As with all books, there are weak spots and the most glaring is in Voddie’s reliance on the institutionalized church model. Reading chapter 13, Church Membership, was almost physically painful. When he states (on the opening line of the chapter and elsewhere): “Church membership is the most important aspect of lifestyle evaluation”, that strikes me as an entirely unserious and counter-productive statement. Of all the lifestyle qualifiers of a man, whether he is a “member” of a local church (a “healthy” church of course which means a church that is doctrinally compatible with what Voddie holds to) is one of the least important. A man who is a member of a church is not more likely to be a family shepherd than one who is not and since church membership as we understand doesn't appear in the Bible, it is hardly appropriate in a book calling on a return to a Biblical understanding of fatherhood. In other places Voddie inserts other cultural understandings of leadership in the church (like assuming that Acts 6 is speaking of deacons). When he focuses on the home and the unique, irreplaceable role of fathers the book is very strong but in places where he strays into ecclesiology his arguments lose a lot of their strength.
All in all this is an important and valuable addition to the conversation regarding fathers as the spiritual head of their households.

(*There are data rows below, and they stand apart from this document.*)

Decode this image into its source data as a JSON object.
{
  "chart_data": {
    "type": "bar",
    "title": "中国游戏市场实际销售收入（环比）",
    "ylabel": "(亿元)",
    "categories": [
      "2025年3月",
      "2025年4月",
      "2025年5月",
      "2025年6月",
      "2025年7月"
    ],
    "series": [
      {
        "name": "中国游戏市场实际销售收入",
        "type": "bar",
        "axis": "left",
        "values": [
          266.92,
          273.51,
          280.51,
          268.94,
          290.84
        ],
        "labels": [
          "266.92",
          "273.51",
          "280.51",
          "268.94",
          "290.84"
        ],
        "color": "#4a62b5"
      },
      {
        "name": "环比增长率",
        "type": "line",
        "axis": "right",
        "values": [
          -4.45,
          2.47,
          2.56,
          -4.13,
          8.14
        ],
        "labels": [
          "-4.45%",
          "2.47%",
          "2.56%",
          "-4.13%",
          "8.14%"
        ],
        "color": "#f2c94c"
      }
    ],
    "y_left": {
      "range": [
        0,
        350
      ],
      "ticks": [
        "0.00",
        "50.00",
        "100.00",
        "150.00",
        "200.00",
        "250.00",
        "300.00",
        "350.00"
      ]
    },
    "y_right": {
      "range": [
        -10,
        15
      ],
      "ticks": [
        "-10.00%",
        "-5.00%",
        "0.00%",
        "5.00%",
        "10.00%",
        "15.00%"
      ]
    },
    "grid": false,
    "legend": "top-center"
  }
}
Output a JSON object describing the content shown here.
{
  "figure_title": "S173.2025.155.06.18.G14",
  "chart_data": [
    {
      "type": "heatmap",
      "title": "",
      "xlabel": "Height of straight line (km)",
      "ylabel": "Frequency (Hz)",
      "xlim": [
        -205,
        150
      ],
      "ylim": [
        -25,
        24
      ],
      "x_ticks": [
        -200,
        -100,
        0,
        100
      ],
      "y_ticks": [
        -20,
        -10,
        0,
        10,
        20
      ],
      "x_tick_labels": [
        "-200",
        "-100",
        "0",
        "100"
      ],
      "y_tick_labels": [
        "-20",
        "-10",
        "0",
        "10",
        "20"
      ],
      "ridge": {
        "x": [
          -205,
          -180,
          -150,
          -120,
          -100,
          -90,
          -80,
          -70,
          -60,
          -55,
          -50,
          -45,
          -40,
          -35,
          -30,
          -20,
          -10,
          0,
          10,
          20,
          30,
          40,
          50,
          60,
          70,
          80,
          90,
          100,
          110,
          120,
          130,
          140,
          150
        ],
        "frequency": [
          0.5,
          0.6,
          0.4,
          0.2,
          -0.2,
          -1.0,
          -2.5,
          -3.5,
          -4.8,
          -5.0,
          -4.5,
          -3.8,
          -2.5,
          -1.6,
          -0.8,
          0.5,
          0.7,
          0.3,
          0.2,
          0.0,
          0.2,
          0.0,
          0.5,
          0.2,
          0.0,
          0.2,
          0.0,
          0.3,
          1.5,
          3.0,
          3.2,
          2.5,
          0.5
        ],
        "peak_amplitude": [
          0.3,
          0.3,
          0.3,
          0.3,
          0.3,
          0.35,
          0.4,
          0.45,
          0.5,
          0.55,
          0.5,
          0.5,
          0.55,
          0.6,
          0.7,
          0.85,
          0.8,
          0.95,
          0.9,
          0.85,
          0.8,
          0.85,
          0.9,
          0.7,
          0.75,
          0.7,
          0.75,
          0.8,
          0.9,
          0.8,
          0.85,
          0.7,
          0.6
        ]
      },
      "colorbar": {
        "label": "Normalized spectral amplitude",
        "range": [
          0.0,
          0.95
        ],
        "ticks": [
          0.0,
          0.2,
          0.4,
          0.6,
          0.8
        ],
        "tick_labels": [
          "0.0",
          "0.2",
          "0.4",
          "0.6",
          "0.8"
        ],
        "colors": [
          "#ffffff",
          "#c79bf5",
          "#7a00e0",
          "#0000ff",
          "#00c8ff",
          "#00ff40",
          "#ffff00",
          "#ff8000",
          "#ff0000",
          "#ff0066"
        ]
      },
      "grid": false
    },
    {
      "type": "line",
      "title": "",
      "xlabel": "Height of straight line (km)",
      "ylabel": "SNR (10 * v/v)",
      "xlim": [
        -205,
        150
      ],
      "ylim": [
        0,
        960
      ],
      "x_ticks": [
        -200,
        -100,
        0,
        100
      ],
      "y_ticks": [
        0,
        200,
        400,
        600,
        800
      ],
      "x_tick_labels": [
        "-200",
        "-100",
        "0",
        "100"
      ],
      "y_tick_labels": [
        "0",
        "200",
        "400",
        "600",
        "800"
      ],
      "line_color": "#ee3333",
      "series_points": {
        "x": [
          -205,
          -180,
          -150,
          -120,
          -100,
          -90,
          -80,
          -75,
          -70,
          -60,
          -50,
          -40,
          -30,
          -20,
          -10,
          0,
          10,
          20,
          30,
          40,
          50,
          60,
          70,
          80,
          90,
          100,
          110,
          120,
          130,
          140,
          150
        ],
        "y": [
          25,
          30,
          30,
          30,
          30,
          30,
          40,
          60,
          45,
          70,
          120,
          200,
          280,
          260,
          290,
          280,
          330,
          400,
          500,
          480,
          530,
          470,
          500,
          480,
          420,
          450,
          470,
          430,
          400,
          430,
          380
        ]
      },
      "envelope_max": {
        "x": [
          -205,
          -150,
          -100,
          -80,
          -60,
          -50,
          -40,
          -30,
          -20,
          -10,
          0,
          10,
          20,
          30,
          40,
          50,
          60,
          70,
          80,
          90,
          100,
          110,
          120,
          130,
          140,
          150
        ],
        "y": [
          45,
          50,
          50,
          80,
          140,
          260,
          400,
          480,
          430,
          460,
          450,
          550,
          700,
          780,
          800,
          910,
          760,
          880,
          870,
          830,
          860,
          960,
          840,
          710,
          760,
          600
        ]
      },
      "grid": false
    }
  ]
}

If you are familiar with the literature in this genre, I doubt you will find much that is innovative but Voddie as always delivers his message forcefully, persuasively and unapologetically. Virtually every man in the church that I know needs a spiritual swift kick in the pants and that sort of jarring is Voddie’s forte. This is a book that fathers, elders, new husbands and young men considering marriage would all benefit from.
(This was also the first book I purchased for and read in its entirety on my Kindle Fire and I enjoyed the experience, esp. the ability to book mark and highlight sections with ease!)